番外編 映画とデートとキャプテン・コージ 後編

「神威さんも映画ですか?」

「えぇ、まぁ……次回作のヒーローが、夏の劇場版に先行登場とあったので――」

「先行登場?」

「――あ、いえ、別に何も」


 お互い、買うべき物を買った後。架と了は、暫し立ち話に興じていた。


「そういえば、あのココアって子は?」

「彼女は留守番です。……まさか、こんなところであなたに会うとは思いませんでしたよ。あの藍若先生の御息女とデートですか」

「あはは、デートなんて大層なものじゃないよ。ただ2人で映画見て、ちょっとそこで喋ってただけ」

「……それを世間ではデートと言うのですよ」


 了はあっけらかんと笑う架に、ため息混じりにジト目を向ける。やがて気を取り直すように息を吐くと、表情を真剣なものに改めた。


「先日のニュータント事件。……あなたの手術がなければ、大勢の命が失われていたでしょうね。いつものことながら、ご苦労様です」

「……キャプテン・コージの件か。神極光……だったっけ。確かに強力だけど、街中でほいほい撃っていい代物じゃないな、あれ」

「あの男は監督省からも、危険度Aクラスとして監視されているヒーローです。荷電粒子を自在に凝縮し放射する、奴の神極光も脅威ですが……あのマクタコーポレーション製マッスルスーツの性能も侮れません。しかし、単純な戦闘力としては確かに優秀ですが……人格面に問題がありすぎる」

「ニュータントでもヒーローは別……って聞いたが?」

「俺も、ヒーローだからといって考えなしに支持しているわけではありません。人類に危害を加えるのなら、ヴィランもヒーローも関係ない」


 ――デーモンブリードの活躍を契機に、架の勤務体制が見直され始めた矢先。東京のど真ん中で、キャプテン・コージとヴィランの戦闘に、民間人が多数巻き込まれる事件があった。
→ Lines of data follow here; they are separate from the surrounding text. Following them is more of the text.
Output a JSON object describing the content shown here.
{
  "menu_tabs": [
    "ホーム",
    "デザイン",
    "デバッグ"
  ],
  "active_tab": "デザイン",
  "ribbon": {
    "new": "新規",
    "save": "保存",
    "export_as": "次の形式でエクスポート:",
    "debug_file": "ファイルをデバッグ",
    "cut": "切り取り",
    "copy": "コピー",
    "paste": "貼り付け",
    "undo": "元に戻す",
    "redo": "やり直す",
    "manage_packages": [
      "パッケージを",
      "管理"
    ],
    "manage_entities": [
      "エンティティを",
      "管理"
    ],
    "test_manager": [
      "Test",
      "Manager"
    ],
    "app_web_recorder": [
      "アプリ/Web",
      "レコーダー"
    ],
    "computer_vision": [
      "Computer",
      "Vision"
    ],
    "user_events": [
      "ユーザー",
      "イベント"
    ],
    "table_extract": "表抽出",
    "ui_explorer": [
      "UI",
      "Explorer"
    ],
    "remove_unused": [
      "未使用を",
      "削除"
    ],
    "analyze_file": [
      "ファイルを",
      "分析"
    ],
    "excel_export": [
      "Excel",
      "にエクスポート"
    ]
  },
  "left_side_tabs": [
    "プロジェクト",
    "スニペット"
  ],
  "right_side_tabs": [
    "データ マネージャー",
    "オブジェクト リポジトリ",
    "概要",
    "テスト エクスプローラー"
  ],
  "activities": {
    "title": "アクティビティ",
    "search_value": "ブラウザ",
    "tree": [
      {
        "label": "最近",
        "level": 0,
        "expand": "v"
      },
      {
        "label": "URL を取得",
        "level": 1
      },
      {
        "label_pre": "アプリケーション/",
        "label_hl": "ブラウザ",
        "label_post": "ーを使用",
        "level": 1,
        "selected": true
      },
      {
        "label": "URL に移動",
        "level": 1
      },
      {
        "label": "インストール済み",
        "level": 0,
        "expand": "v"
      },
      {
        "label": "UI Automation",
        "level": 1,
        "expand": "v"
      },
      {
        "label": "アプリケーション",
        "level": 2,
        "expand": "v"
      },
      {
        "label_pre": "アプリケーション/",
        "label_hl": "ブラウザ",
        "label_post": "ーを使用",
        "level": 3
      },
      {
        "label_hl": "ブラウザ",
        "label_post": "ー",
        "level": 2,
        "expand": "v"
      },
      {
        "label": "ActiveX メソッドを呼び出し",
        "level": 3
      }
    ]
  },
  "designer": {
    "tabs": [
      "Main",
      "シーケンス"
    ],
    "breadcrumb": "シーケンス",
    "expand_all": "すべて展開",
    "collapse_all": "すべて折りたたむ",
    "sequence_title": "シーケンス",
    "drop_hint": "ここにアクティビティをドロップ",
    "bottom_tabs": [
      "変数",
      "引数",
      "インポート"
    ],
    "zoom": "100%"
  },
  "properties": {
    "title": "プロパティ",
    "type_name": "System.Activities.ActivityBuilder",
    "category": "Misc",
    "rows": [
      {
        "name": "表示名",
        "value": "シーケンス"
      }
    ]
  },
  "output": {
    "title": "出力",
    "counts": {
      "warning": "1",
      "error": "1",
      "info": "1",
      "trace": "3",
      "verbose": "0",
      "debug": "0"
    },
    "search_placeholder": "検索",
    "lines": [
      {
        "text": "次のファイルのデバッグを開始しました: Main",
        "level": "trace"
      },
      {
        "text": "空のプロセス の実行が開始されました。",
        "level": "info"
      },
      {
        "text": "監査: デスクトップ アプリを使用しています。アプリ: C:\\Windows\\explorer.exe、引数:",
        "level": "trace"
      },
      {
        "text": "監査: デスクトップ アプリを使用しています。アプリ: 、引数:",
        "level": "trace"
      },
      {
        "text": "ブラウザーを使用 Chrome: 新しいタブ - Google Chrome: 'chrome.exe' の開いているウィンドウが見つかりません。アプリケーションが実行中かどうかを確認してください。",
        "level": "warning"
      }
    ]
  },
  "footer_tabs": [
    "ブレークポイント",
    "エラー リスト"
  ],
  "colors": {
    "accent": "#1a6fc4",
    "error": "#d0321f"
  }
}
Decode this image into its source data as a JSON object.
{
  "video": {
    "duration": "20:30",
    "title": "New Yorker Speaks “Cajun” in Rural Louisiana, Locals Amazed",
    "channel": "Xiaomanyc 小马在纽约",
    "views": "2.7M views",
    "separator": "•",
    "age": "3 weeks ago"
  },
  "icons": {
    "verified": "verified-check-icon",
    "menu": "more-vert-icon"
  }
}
 以前よりは治安も改善されつつあるとはいえ、やはり何事もなく――とは行かなかったのである。


 駆け付けた架達の処置により、幸い死者は出なかったものの、多くの負傷者を生んでしまったことで、ヒーローに対する懐疑的な声も上がるようになっていた。


 だが、ニュータント犯罪に対抗しうるヒーローへの風当たりが強まると、彼らのモチベーションに悪影響が出る恐れがある。ニュータントと有効に戦える希少な戦力である彼らの不興を買えば、結果としてさらなる治安悪化にも繋がりかねない。

 そういった事情から、政府はメディアに命じてヒーローに対する否定的な報道の一切を封殺し、成果ばかりを誇張して報せるよう手を回していた。


 ――キャプテン・コージの活躍により、多くの市民が救われた。悪怯れることもなく、メディアはそう世間に報じたのである。

 負傷者の数や、その原因にも。死に瀕していた患者を救うべく奔走していた、医師の奮戦にも決して触れずに。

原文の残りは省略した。